Every child comes with the message that God is not yet discouraged with Mankind. ~ Rabindranath Tagore
What Motivates Children’s Behaviour?

According to Dr Maurice Balson, children are primarily social beings and everything they do is directed at finding their place in groups which are important to them. The desire to belong, to be accepted, to contribute, is the basic motivation behind all behaviour. In the family setting, we can understand a child’s behaviour only if we view such behaviour as the child’s attempt to be recognised, to feel important, to belong. The extent to which children feel that they belong to the family will determine their willingness to function constructively and co-operatively within the family.
It is a sense of inadequacy, a feeling that one cannot belong through constructive activity, which is at the root of all failures, deficiencies, and problem behaviours. In our society, which is so competitive, and characterised by superior-inferior relationships, many children do not have a chance to feel an equal with others and will pursue unsatisfactory ways of belonging, guided by the conclusion that ‘I am not good enough’.
Children do not grow up in isolation. All of their behaviours such as language, play, emotions, and skills are learnt and developed in social situations such as the home, the school, and the community. All human problems are social problems. As a result, these behaviours can be understood only if viewed in terms of the social context in which they are acquired.
When families can develop an atmosphere which permits children to experience a sense of belonging to the family, then maladjustment and pathology will not occur. It is only when children feel that they belong successfully to the family, that they will move on in life contributing, participating and co-operating. From infancy on, the small child seeks to find those ways of behaving which will gain recognition, feelings of importance, and a sense of belonging to the family. Young children operate on a trial-and-error basis. In their early attempts to seek answers to the questions, ‘Who am I? What am I?” and so on, children will try various ways of behaving and observe the consequences. When a child cries, mother comes; she is controlled. Father does not hear crying but will come when the child holds her breath until she is blue in the face. Almost anything works with grandparents who are constantly hovering over the child. Each experience is evaluated by the child.
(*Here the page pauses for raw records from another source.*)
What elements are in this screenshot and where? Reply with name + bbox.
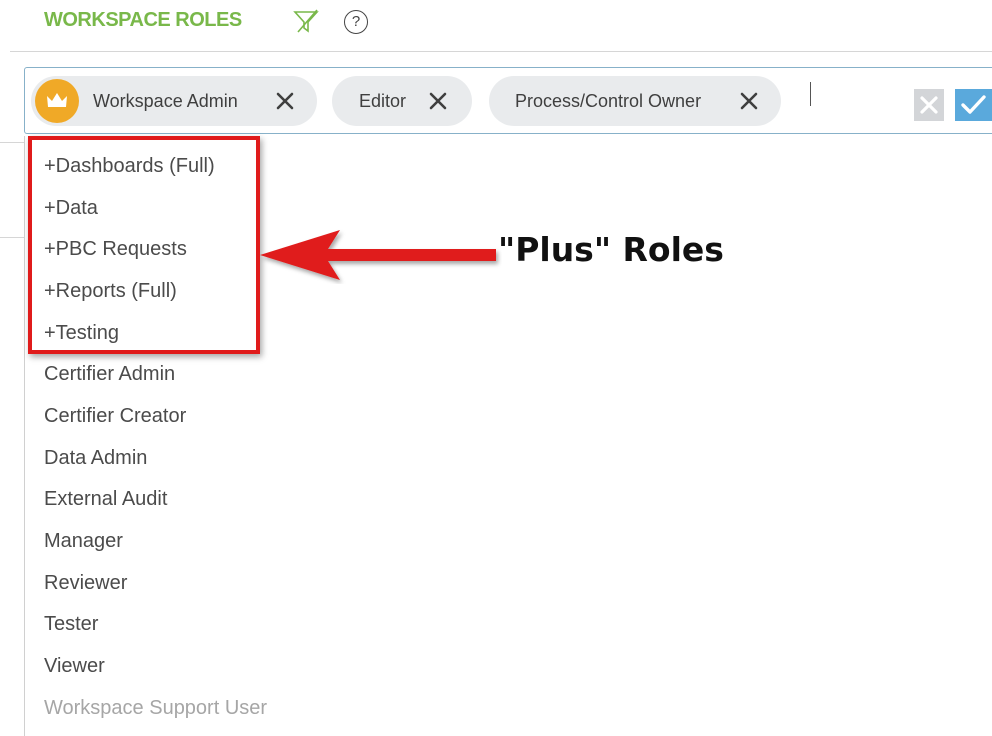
help-glyph: ? — [351, 13, 361, 30]
text-caret — [810, 82, 811, 106]
check-icon — [961, 95, 986, 114]
close-icon[interactable] — [274, 90, 296, 112]
chip-label: Process/Control Owner — [515, 91, 702, 111]
close-icon[interactable] — [738, 90, 760, 112]
option-tester[interactable]: Tester — [44, 613, 98, 636]
option-external-audit[interactable]: External Audit — [44, 488, 167, 511]
crown-icon — [35, 79, 79, 123]
header-divider — [10, 51, 992, 52]
option-data-admin[interactable]: Data Admin — [44, 447, 147, 470]
chip-workspace-admin: Workspace Admin — [31, 76, 317, 126]
chip-process-control-owner: Process/Control Owner — [489, 76, 781, 126]
option-certifier-creator[interactable]: Certifier Creator — [44, 405, 186, 428]
chip-editor: Editor — [332, 76, 472, 126]
close-icon[interactable] — [427, 90, 449, 112]
annotation-arrow — [260, 230, 496, 280]
option-reviewer[interactable]: Reviewer — [44, 572, 127, 595]
option-manager[interactable]: Manager — [44, 530, 123, 553]
option-certifier-admin[interactable]: Certifier Admin — [44, 363, 175, 386]
option-viewer[interactable]: Viewer — [44, 655, 105, 678]
left-divider — [0, 142, 24, 143]
left-divider — [0, 237, 24, 238]
plus-roles-highlight-box — [28, 136, 260, 354]
option-workspace-support-user: Workspace Support User — [44, 697, 268, 719]
confirm-button[interactable] — [955, 89, 992, 121]
filter-off-icon[interactable] — [292, 9, 320, 35]
help-icon[interactable]: ? — [344, 10, 368, 34]
chip-label: Editor — [359, 91, 407, 111]
chip-label: Workspace Admin — [93, 91, 238, 111]
roles-multiselect-input[interactable]: Workspace Admin Editor Process/Control O… — [24, 67, 992, 134]
cancel-button[interactable] — [914, 89, 944, 121]
page-title: WORKSPACE ROLES — [44, 9, 242, 31]
close-icon — [920, 96, 938, 114]
annotation-label: "Plus" Roles — [498, 230, 724, 269]
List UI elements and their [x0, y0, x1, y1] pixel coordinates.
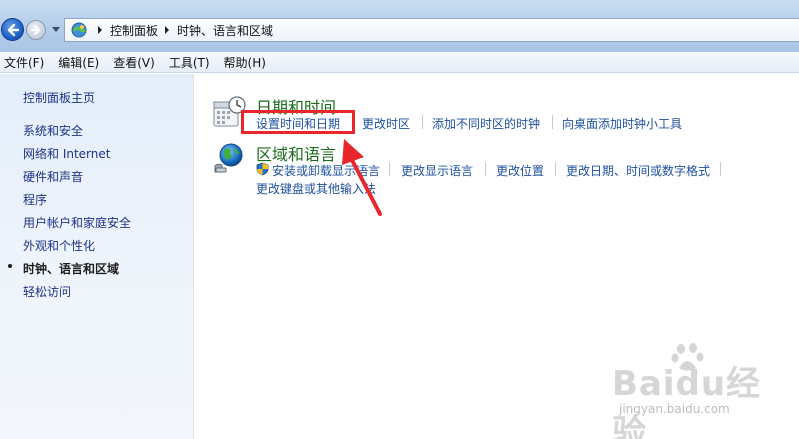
sidebar-control-panel-home[interactable]: 控制面板主页 — [23, 89, 95, 106]
globe-icon[interactable] — [213, 142, 245, 174]
current-item-bullet-icon — [8, 264, 12, 268]
recent-pages-dropdown[interactable] — [52, 27, 60, 32]
control-panel-icon — [71, 22, 87, 38]
watermark-title: Baidu经验 — [612, 364, 762, 439]
menu-bar: 文件(F) 编辑(E) 查看(V) 工具(T) 帮助(H) — [0, 52, 799, 73]
menu-help[interactable]: 帮助(H) — [220, 54, 271, 71]
sidebar-item-appearance[interactable]: 外观和个性化 — [23, 237, 95, 254]
arrow-right-icon — [31, 25, 40, 35]
menu-view[interactable]: 查看(V) — [109, 54, 160, 71]
sidebar-item-ease-of-access[interactable]: 轻松访问 — [23, 283, 71, 300]
baidu-watermark: Baidu经验 jingyan.baidu.com — [612, 342, 792, 439]
breadcrumb-control-panel[interactable]: 控制面板 — [110, 22, 158, 39]
link-divider — [485, 162, 486, 176]
link-divider — [552, 115, 553, 129]
link-change-display-language[interactable]: 更改显示语言 — [401, 162, 473, 179]
back-button[interactable] — [1, 18, 24, 41]
menu-tools[interactable]: 工具(T) — [165, 54, 215, 71]
link-divider — [720, 162, 721, 176]
sidebar-item-network-internet[interactable]: 网络和 Internet — [23, 145, 110, 162]
annotation-arrow-icon — [342, 139, 382, 216]
sidebar-item-programs[interactable]: 程序 — [23, 191, 47, 208]
watermark-url: jingyan.baidu.com — [619, 402, 730, 416]
forward-button[interactable] — [26, 20, 46, 40]
link-divider — [555, 162, 556, 176]
arrow-left-icon — [7, 23, 19, 36]
shield-icon — [256, 162, 269, 176]
breadcrumb-separator-icon[interactable] — [98, 26, 102, 34]
link-change-date-time-number-format[interactable]: 更改日期、时间或数字格式 — [566, 162, 710, 179]
sidebar-item-user-accounts[interactable]: 用户帐户和家庭安全 — [23, 214, 131, 231]
menu-edit[interactable]: 编辑(E) — [54, 54, 104, 71]
address-toolbar: 控制面板 时钟、语言和区域 — [0, 0, 799, 52]
address-box[interactable]: 控制面板 时钟、语言和区域 — [64, 18, 799, 42]
link-add-clocks[interactable]: 添加不同时区的时钟 — [432, 115, 540, 132]
breadcrumb-clock-language-region[interactable]: 时钟、语言和区域 — [177, 22, 273, 39]
sidebar-item-hardware-sound[interactable]: 硬件和声音 — [23, 168, 83, 185]
breadcrumb-separator-icon[interactable] — [165, 26, 170, 34]
link-change-location[interactable]: 更改位置 — [496, 162, 544, 179]
sidebar-item-clock-language-region[interactable]: 时钟、语言和区域 — [23, 260, 119, 277]
link-add-clock-gadget[interactable]: 向桌面添加时钟小工具 — [562, 115, 682, 132]
menu-file[interactable]: 文件(F) — [0, 54, 49, 71]
link-divider — [422, 115, 423, 129]
sidebar: 控制面板主页 系统和安全 网络和 Internet 硬件和声音 程序 用户帐户和… — [0, 74, 194, 439]
sidebar-item-system-security[interactable]: 系统和安全 — [23, 122, 83, 139]
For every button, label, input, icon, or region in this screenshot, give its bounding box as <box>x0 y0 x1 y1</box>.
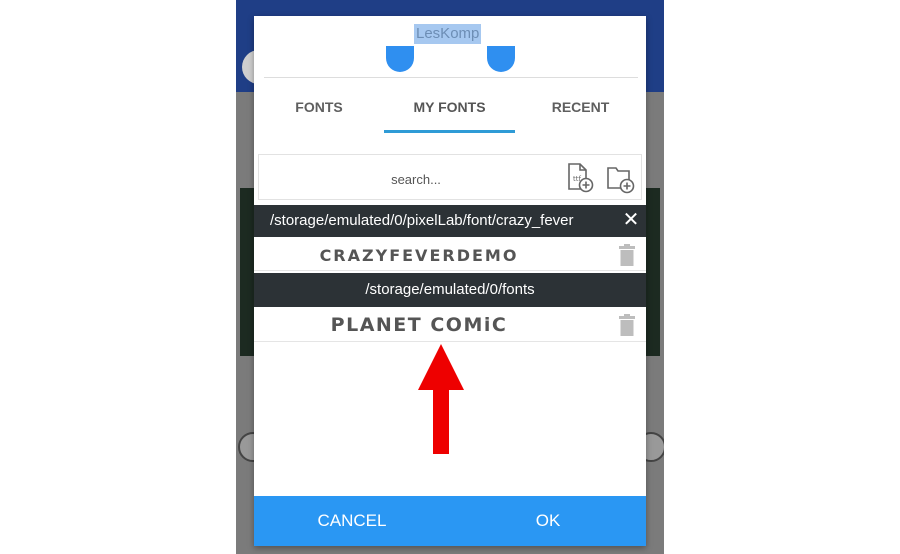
folder-path-label: /storage/emulated/0/pixelLab/font/crazy_… <box>270 212 574 229</box>
search-input[interactable] <box>309 165 523 193</box>
dialog-title: LesKomp <box>414 24 482 44</box>
selection-handle-left[interactable] <box>386 46 414 72</box>
font-picker-dialog: LesKomp FONTS MY FONTS RECENT ttf <box>254 16 646 546</box>
selection-handle-right[interactable] <box>487 46 515 72</box>
font-name: CRAZYFEVERDEMO <box>319 246 519 265</box>
trash-icon[interactable] <box>618 244 636 266</box>
search-bar: ttf <box>258 154 642 200</box>
font-list-item[interactable]: PLANET COMiC <box>254 308 646 342</box>
close-icon[interactable]: ✕ <box>616 205 646 237</box>
trash-icon[interactable] <box>618 314 636 336</box>
active-tab-indicator <box>384 130 515 133</box>
add-folder-icon[interactable] <box>605 162 635 194</box>
add-file-icon[interactable]: ttf <box>565 162 595 194</box>
dialog-action-bar: CANCEL OK <box>254 496 646 546</box>
tab-bar: FONTS MY FONTS RECENT <box>254 78 646 136</box>
folder-path-header: /storage/emulated/0/fonts <box>254 273 646 307</box>
ok-button[interactable]: OK <box>450 496 646 546</box>
red-arrow-annotation <box>416 344 466 456</box>
tab-my-fonts[interactable]: MY FONTS <box>384 78 515 136</box>
tab-fonts[interactable]: FONTS <box>254 78 384 136</box>
font-list-item[interactable]: CRAZYFEVERDEMO <box>254 239 646 271</box>
folder-path-header: /storage/emulated/0/pixelLab/font/crazy_… <box>254 205 646 237</box>
cancel-button[interactable]: CANCEL <box>254 496 450 546</box>
tab-recent[interactable]: RECENT <box>515 78 646 136</box>
font-name: PLANET COMiC <box>330 314 508 336</box>
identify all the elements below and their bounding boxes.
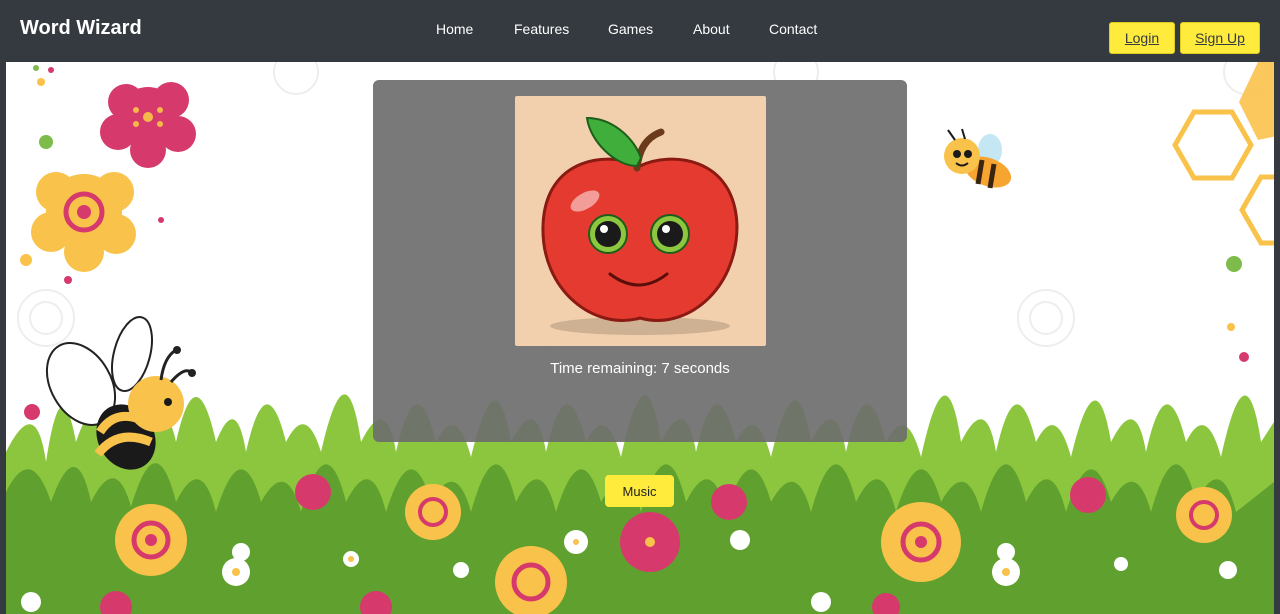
nav-link-features[interactable]: Features: [514, 21, 569, 37]
pink-flower-top-left: [100, 82, 196, 168]
timer-text: Time remaining: 7 seconds: [550, 360, 730, 377]
bee-small-icon: [944, 128, 1012, 189]
yellow-flower: [1176, 487, 1232, 543]
top-navbar: Word Wizard Home Features Games About Co…: [0, 0, 1280, 62]
word-image: [515, 96, 766, 346]
nav-link-contact[interactable]: Contact: [769, 21, 817, 37]
signup-button[interactable]: Sign Up: [1180, 22, 1260, 54]
yellow-flower: [881, 502, 961, 582]
nav-link-home[interactable]: Home: [436, 21, 473, 37]
smiling-apple-icon: [541, 116, 739, 335]
yellow-flower: [115, 504, 187, 576]
yellow-flower-left: [31, 172, 136, 272]
pink-flower: [620, 512, 680, 572]
login-button[interactable]: Login: [1109, 22, 1175, 54]
nav-link-games[interactable]: Games: [608, 21, 653, 37]
nav-links: Home Features Games About Contact: [0, 21, 1280, 41]
nav-link-about[interactable]: About: [693, 21, 730, 37]
music-button[interactable]: Music: [605, 475, 674, 507]
yellow-flower: [405, 484, 461, 540]
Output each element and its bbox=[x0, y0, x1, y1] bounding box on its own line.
The search for significance and for a place in the family is basic to every child. As each member of the family is both an actor and reactor, there is no one individual who is totally influential. Those behaviours which ‘work’ in that they give a child a sense of belonging, are continued while others which do not achieve this purpose are discontinued. It is not necessary that the behaviours be constructive or socially acceptable; they may be disruptive, unacceptable or foolish from a parent’s point of view. The only criterion which determines if the behaviour will persist or not is whether it satisfies the child’s need to belong, to be noticed or to feel important.